The first thing our children need to know from us parents is that each one of them are loved by us unconditionally, that they don’t need to do anything to deserve our love and don’t need to perform to earn our love. We cannot communicate this message to our children by words but mainly by our actions.

Do we have any relationship with our children? Do we listen to them? Do we laugh at their jokes? Do we take time to know them? How do we react when our children won’t do well in school? Do we come close to them to see if we can be of any help for them; or do we threaten them with our merciless and harsh statements such as, “You will never amount to anything! You may as well drop out of school now and be homeless!”

The Bible says,

“Fathers (or, Parents), do not provoke your children to anger by the way you treat them. Rather, bring them up with the discipline and instruction that comes from the Lord.” Ephesians 6:4 NLT

Children who don’t do well in school or struggle to stay in school won’t need our lectures and threats but our willingness to help them and be on their side in whatever they choose to do. Sometimes they choose to take a gap year(s) to collect their mind and sharpen their focus so they know and decide what they want to do in their lives.

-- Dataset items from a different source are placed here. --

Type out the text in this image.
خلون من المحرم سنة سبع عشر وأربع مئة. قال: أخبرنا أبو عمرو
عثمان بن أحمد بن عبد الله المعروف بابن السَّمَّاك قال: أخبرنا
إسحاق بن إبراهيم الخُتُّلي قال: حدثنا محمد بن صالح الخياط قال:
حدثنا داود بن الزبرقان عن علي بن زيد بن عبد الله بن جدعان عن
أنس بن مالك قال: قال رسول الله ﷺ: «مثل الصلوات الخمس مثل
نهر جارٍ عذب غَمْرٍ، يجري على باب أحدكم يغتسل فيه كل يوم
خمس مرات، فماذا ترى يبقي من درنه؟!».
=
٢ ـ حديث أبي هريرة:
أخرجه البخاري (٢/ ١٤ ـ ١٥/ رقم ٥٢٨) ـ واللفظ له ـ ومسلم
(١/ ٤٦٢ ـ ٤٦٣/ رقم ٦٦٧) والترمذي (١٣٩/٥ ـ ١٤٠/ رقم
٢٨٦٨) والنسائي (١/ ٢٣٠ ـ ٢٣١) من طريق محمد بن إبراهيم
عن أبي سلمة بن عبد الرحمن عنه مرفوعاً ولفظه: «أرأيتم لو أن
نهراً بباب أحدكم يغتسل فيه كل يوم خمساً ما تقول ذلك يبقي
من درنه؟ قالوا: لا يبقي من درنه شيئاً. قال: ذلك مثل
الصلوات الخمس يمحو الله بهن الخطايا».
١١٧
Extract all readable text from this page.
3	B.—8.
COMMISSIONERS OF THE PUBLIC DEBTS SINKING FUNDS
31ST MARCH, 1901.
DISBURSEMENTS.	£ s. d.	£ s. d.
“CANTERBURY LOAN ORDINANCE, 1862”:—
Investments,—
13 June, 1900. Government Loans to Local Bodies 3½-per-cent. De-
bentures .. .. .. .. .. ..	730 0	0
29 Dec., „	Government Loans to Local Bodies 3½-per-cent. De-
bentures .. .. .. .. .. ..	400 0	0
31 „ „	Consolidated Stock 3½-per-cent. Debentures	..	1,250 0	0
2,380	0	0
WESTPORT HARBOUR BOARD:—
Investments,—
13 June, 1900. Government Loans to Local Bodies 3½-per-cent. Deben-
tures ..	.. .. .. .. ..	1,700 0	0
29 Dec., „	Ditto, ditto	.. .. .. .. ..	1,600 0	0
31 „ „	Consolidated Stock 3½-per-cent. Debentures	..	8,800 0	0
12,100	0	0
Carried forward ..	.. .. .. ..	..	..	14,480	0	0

Our presence in our children’s life and journey hopefully brings the Lord’s instruction in a loving and respectful manner, without stepping on their toes or disregarding their bents and unique personalities. But if we are parents who don’t stay tuned with the word and Spirit of God to instruct and guide our children in the Lord’s way, we literally become annoyance to them in everything we say and do and we “provoke” them to anger as the word of God says.

What am I saying today?

We diaspora parents need to try our best to be our children’s best allies in these trying, difficult and tough times! There is no way we can be though unless we ourselves know how to spend time with the word of God and the Spirit of God in prayers so we know when to speak in knowledge and wisdom or when to keep quiet. Sometimes our children need our respectful presence without saying a word or two. Parents who spend most times before God in prayer on behalf of their children know when to speak or when to shut up because after everything is said and done, it becomes clear to them that only God knows how to lead their children “besides still waters.” No one else!